Although specific embodiments have been illustrated and described, it will be appreciated by those skilled in the art that various modifications may be made without departing from the scope of the present invention, which is intended to be limited solely by the appended claims.

Claims

1. A class-D amplifier, comprising: a quantized amplifier, having no quantization error feedback circuit, coupled to receive a digital input signal, according to which an output signal is generated to be switched between power rails, said digital input signal being pre-compensated to correct an error; anda low-pass filter configured to pass low-frequency components of the output signal and attenuate high-frequency components of the output signal, thereby generating a filtered output signal.

2. The class-D amplifier of claim 1, wherein the quantized amplifier has a differential output configuration.

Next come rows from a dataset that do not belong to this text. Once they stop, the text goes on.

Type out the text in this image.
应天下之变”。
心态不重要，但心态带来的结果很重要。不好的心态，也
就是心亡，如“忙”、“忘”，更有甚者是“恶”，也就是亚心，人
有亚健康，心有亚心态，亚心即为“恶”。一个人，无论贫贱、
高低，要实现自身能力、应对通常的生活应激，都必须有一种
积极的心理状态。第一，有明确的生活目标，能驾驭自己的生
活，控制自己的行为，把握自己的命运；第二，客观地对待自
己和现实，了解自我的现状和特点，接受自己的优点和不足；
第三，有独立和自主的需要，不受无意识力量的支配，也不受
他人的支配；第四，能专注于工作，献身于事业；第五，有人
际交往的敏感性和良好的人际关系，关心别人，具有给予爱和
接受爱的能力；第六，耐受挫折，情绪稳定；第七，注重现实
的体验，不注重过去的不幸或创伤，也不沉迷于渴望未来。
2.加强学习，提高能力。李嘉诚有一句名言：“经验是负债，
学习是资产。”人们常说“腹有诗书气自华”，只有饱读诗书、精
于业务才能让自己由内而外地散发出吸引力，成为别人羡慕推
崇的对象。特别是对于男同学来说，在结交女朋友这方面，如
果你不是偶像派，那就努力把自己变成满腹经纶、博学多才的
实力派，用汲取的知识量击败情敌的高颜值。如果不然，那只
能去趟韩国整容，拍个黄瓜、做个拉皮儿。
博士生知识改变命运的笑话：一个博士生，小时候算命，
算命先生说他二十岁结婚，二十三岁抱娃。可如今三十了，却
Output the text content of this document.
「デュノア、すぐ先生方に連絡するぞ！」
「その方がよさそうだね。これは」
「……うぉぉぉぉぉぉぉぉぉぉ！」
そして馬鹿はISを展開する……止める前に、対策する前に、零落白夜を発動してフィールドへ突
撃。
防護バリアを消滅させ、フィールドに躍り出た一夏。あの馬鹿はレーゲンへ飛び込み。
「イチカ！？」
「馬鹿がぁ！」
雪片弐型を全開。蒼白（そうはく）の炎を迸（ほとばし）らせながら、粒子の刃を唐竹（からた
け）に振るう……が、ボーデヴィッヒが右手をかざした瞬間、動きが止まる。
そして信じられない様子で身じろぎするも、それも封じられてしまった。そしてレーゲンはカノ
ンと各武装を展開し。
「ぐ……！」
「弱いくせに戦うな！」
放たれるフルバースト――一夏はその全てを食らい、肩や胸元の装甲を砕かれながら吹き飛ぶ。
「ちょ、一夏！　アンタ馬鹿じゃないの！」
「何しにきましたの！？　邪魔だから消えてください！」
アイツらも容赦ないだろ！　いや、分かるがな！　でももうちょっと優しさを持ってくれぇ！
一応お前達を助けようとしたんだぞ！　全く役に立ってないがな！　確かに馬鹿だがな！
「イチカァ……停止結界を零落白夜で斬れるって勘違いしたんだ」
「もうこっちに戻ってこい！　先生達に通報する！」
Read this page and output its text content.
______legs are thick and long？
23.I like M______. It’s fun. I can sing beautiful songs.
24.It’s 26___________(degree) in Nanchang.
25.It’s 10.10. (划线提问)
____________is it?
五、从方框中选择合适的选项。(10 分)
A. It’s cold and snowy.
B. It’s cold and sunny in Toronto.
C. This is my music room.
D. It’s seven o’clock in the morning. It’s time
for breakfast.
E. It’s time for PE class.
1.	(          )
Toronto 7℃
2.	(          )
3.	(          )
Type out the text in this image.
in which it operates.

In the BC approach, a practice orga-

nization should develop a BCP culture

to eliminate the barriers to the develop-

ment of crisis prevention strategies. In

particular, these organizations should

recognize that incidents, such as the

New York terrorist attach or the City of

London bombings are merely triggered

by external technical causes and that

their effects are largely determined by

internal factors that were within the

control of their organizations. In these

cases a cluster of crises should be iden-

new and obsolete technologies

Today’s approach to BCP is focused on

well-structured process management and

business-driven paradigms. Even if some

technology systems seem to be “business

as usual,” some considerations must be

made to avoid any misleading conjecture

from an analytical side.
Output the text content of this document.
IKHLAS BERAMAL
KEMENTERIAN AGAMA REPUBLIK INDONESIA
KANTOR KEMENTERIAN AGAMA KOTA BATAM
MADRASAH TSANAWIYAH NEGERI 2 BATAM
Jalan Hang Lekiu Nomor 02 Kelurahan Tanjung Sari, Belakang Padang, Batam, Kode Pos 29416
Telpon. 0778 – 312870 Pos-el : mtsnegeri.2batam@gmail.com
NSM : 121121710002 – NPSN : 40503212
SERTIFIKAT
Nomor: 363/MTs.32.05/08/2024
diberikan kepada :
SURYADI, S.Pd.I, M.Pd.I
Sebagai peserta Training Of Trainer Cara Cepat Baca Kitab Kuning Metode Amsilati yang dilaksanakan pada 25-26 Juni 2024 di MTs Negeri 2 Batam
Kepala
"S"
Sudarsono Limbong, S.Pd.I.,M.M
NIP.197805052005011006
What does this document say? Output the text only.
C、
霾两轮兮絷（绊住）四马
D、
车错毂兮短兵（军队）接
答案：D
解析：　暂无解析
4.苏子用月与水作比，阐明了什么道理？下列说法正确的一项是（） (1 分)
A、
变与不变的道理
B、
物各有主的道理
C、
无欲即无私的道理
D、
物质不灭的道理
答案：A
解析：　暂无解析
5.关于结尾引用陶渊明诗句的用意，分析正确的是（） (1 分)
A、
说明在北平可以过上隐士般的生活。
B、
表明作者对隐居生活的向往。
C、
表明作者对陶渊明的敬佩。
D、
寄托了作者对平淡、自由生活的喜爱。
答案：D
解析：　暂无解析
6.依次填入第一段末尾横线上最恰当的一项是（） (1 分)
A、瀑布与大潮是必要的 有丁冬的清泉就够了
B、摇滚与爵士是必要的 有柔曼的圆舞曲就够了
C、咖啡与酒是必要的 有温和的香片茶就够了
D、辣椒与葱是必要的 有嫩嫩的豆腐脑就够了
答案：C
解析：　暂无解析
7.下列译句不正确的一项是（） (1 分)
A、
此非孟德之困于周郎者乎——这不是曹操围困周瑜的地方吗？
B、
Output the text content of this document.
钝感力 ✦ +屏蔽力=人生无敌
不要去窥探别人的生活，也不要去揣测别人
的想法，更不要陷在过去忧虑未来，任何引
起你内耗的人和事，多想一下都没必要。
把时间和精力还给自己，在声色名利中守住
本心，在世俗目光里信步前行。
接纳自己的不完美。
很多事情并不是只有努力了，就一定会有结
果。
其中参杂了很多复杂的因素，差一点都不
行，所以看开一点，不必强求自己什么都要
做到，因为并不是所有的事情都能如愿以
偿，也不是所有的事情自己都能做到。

3. The class-D amplifier of claim 2, wherein the quantized amplifier comprises two sets of switching field-effect-transistor (FET) pairs.

4. The class-D amplifier of claim 1, further comprising a memory device configured to store said digital input signal.

5. The class-D amplifier of claim 1, further comprising a computing device configured to compute said digital input signal to correct the error.

6. The class-D amplifier of claim 5, wherein the computing device comprises a digital signal processor (DSP).

7. The class-D amplifier of claim 5, wherein said computing device pre-compensates the digital input signal by minimizing the to-be-corrected error in low frequency bands.

8. The class-D amplifier of claim 5, wherein said computing device pre-computes to pre-compensate the digital input signal for playing back audio file.

9. The class-D amplifier of claim 5, wherein said computing device pre-computes to pre-compensate the digital input signal for driving a current load.

10. The class-D amplifier of claim 1, wherein the error to be corrected is a quantization error, a frequency dependent error or a time varying error.

11. The class-D amplifier of claim 1, wherein the error to be corrected is an error due to output quantization step non-linearity, power supply droop or non-linear load.

12. The class-D amplifier of claim 1, wherein said quantized amplifier comprises all digital circuits.

13. A microcontroller unit (MCU)-based mixed signal system, comprising: an MCU;a higher frequency circuit and a lower frequency circuit controlled under the MCU, the higher frequency circuit operating substantially faster than the lower frequency circuit;a higher frequency clock source and a lower frequency clock source configured to provide a higher frequency and a lower frequency, respectively;wherein the higher frequency circuit is turned ON for a period of time less than the lower frequency circuit.

14. The system of claim 13, wherein he higher frequency circuit operates at least 10 times faster than the lower frequency circuit.

15. The system of claim 13, wherein the higher frequency circuit comprises at least one of the following circuits: a data conversion circuit, a communication circuit, a storage circuit, a sensor circuit and combination thereof.

16. The system of claim 13, wherein the higher and lower frequency clock sources comprise crystal oscillators.

17. The system of claim 13, wherein the higher frequency clock source operates between 10 MHz and 40 MHz, and the lower frequency clock source operates between 10 KHz and 1 MHz.

18. The system of claim 13, wherein the higher frequency circuit is turned ON for less than 15% of a specified period of time, and the lower frequency circuit is turned ON for 85% or more of the specified period of time.

19. The system of claim 13, wherein the lower frequency circuit schedules the turning ON and OFF of the higher frequency circuit.